As a first step, Pakistan completed digging trenches along 1100 kms of the low-lying border by mid-2016. Overriding Afghanistan’s objections for once, Pakistan moved to stop illegal crossings over the unguarded border by going ahead with the construction of as many as 443 security posts, a task expected to be completed by 2019. A visa regime was also instituted for the first time to facilitate authorised travel only from a few selected border crossing terminals. In order to further regulate the movement of people and to stop illegal infiltration, Pakistan has recently started fencing the volatile border, with its initial phase focussing on high priority agencies like Bajaur, Mohmand and Khyber.

It is also time for Pakistan to get on with the job of bringing FATA into the mainstream, thereby creating a distinct Pakistani identity amongst the tribesmen on its side of the border instead of leaving them in the lurch. Any wholesome solution to the FATA problem has to include a comprehensive long-term plan for development to reduce the socioeconomic gap with the adjoining ‘settled areas’. A committee formed for the purpose of FATA reforms has recommended as such. This however needs to be undertaken in the context of a democratic governance and administrative dispensation. The general consensus appears to be in favour of a temporary merger of FATA with the province of Khyber-Pukhtunkhwa, better known by its old name of North West Frontier Province. FATA parliamentarians have jointly moved a constitutional amendment bill to remove the biggest obstacle to the merger, while the KP Assembly has already voted for it. Political expediency is the only remaining hindrance. While doing away with the repressive colonial era Frontier Crimes Regulation Act, the government is still inclined towards appeasing the tribal Maliks by retaining the traditional Jirga system of dispensing justice through the proposed ‘Tribal Areas Rewaj Act’. This however would need to be carefully dovetailed with Pakistan’s existing judicial structure expected to be extended to the region.

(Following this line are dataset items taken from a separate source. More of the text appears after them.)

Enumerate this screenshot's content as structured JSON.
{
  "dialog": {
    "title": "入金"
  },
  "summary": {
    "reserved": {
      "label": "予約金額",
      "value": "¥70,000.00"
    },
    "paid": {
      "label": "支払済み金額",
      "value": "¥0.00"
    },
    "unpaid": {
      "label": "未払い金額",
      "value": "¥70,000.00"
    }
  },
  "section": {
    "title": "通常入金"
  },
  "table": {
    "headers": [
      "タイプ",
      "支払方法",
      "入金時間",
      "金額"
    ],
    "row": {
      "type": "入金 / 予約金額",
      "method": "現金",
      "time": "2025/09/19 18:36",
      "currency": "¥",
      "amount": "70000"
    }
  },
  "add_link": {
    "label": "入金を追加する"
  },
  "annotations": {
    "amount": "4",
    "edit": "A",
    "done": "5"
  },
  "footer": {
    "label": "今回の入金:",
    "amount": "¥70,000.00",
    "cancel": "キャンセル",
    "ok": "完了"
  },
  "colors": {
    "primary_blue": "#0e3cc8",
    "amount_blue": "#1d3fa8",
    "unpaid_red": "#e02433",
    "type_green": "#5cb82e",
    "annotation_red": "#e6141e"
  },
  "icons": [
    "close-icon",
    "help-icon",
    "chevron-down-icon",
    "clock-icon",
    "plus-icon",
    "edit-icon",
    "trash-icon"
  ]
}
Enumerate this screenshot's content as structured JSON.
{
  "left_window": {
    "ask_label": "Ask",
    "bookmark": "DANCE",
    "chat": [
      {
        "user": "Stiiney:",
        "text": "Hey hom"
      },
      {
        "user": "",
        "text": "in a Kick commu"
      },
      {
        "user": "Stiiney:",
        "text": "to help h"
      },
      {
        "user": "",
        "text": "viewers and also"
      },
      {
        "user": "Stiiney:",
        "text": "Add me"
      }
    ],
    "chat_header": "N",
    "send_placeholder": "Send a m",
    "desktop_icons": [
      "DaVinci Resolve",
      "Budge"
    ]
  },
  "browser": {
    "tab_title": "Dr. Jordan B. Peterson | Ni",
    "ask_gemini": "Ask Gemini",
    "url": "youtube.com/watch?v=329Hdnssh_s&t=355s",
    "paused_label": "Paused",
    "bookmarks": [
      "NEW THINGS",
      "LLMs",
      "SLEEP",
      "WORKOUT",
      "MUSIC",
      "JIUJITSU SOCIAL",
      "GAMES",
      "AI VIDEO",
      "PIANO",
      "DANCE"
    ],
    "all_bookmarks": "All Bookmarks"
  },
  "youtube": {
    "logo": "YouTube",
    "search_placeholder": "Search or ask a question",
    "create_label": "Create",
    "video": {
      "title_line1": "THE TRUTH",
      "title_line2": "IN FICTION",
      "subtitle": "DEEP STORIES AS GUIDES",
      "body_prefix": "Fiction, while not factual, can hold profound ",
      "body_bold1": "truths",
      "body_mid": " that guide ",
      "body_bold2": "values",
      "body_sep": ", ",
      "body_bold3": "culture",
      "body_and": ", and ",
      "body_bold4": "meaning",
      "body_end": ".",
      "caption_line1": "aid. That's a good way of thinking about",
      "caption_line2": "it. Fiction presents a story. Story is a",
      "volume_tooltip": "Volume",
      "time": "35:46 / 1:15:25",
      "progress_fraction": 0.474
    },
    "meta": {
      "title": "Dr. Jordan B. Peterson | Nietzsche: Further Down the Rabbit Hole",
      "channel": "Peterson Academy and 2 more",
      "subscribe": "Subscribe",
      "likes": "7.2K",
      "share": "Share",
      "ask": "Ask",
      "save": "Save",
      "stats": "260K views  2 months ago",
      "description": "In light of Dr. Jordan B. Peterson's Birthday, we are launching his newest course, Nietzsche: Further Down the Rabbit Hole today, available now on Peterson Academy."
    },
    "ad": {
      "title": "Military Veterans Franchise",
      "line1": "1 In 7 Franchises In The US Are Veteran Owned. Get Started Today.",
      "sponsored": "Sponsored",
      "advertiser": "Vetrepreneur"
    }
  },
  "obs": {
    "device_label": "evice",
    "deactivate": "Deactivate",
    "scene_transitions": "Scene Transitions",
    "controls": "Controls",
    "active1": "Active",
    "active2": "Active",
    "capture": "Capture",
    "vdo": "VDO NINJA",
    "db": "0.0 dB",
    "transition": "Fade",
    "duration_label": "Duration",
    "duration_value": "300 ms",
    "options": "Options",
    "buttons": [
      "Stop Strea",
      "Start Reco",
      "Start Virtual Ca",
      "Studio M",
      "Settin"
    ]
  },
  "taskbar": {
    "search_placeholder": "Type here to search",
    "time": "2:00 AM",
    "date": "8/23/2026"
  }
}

Contrary to popular perception, the tribesmen of FATA are not a reclusive, isolationist lot. They have never hesitated to move out to various parts of the country and even abroad in search of opportunities. They have displayed immense entrepreneurial skills in dominating the long-haul trucking sector. Their abilities can be further honed and nurtured in the context of an effective local bodies system working under a democratic setup, in line with the rest of the country. The long-standing family and tribal ties the tribesmen straddling the border enjoy should not at the same time be suffocated by a sealed border but be nurtured through joint economic enterprises. A major initiative endorsed by the Obama administration has been the setting up of Reconstruction Opportunity Zones akin to that existing along the Jordan-Israeli border, the Egyptian-Israeli border and even the US-Mexican border. Apart from FATA, other neglected regions to the South also need to be brought into the mainstream if the genie of militancy is to be contained. In this troubled region, like elsewhere, peace and prosperity are intricately interlinked and sooner rather than later realisation has to sink in that it is only by joining hands to achieve one can the other become a reality.

 

Note: This article was published in the December 2017 edition of the Global Age monthly magazine.